Елена поднялась ему навстречу. Она не стала его обнимать или утешать, она знала — сейчас ему нужна не жалость, а правда, жёсткая, как арматура.
— Наверху, в спальне, я их заперла.
Виктор двинулся к лестнице, сжимая кулаки так, что побелели костяшки. В его взгляде было что-то первобытное, страшное.
— Погоди, Витя, Елена преградила ему путь, силой ты ничего не добьёшься.
— Они скажут, что это ошибка, что они просто разговаривали, что ты всё не так понял. Артём мастер врать, а Ольга… Ты сам знаешь, как она умеет смотреть в глаза.
Виктор остановился, глядя на неё из-под лобья.
— И что ты предлагаешь, слушать их враньё?
— Нет, послушай это.
Елена взяла свой второй телефон со стола. Она предусмотрительно оставляла его на полке в спальне, включив диктофон перед тем, как уходить на работу. Она нажала play и протянула Виктору наушник. Второй оставила себе.
Запись началась с шума воды, а потом раздался голос Ольги.
Тот самый медовый, певучий голос, который Виктор слушал каждый вечер за ужином.
— Витя? Да он как прораб на стройке, видит только кирпичи и раствор. Неотёсанный чурбан. Я ему скажу, что спина болит, он и рад стараться, полы за меня помоет. Он мне нужен только, чтобы зарплату приносил, да дом содержал.
— А как только мы с тобой, Тёмочка, в Марбелле обустроимся, я ему пришлю открытку.

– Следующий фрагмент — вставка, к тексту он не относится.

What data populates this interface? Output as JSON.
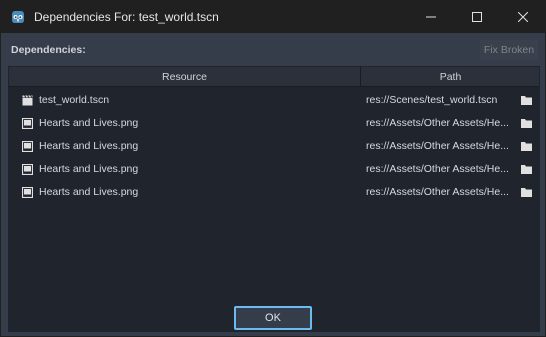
{
  "window": {
    "title": "Dependencies For: test_world.tscn",
    "controls": [
      "minimize",
      "maximize",
      "close"
    ]
  },
  "dependencies_label": "Dependencies:",
  "fix_broken_label": "Fix Broken",
  "table": {
    "columns": [
      "Resource",
      "Path"
    ],
    "rows": [
      {
        "icon": "scene-icon",
        "name": "test_world.tscn",
        "path": "res://Scenes/test_world.tscn"
      },
      {
        "icon": "image-icon",
        "name": "Hearts and Lives.png",
        "path": "res://Assets/Other Assets/He..."
      },
      {
        "icon": "image-icon",
        "name": "Hearts and Lives.png",
        "path": "res://Assets/Other Assets/He..."
      },
      {
        "icon": "image-icon",
        "name": "Hearts and Lives.png",
        "path": "res://Assets/Other Assets/He..."
      },
      {
        "icon": "image-icon",
        "name": "Hearts and Lives.png",
        "path": "res://Assets/Other Assets/He..."
      }
    ]
  },
  "ok_label": "OK",
  "colors": {
    "accent": "#6bbbf0",
    "background": "#363d4a",
    "panel": "#20242c"
  }
}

— Пусть знает, что его честный труд оплатил моё счастье.
Виктор дёрнул головой, словно от удара. Его лицо начало искажаться, превращаясь в маску боли. Но запись продолжалась.
— Дети?
— Да что дети, с Виктором останутся. Он их любит, вот пусть и возятся. Они для меня всегда были обузой, привязали меня к этому посёлку, к этой скучной жизни, а с тобой я чувствую себя живой.
— Твоя Лена сухарина, она из тебя все соки выпила своим контролем, а ты заслуживаешь праздника каждый день.
Артём что-то ответил, последовал смех, тот самый самодовольный смех, от которого у Елены теперь сводило челюсти.
Виктор медленно вынул наушник из уха, он не стал крушить мебель, он просто опустился на пол прямо там, у подножия лестницы.
Большой, сильный мужчина, который мог вынести любую тяжесть на стройке, сломался под весом нескольких слов.
— Чурбан прошептал он, глядя в одну точку.
— Я же для неё. Я же на три объекта сразу вышел, чтобы ей шубу купить, которую она хотела. Чтобы сыновьям компьютеры новые. А она — обуза.
Елена подошла к нему, присела рядом и протянула стакан воды, который прихватила с кухни.
— Пей, Витя. Тебе сейчас нельзя терять голову.
Он взял стакан, но рука его так дрожала, что вода расплескалась на его грязную спецовку.
— Лена, за что?
Мы же с ней с первого курса, двенадцать лет, я думал у нас всё по-настоящему.
— По-настоящему только здесь, Витя, Елена указала на экран ноутбука, где всё ещё светилась выписка о переводе четырёхсот тысяч.
— Это не любовь, это бизнес-проект, в котором мы с тобой, расходный материал.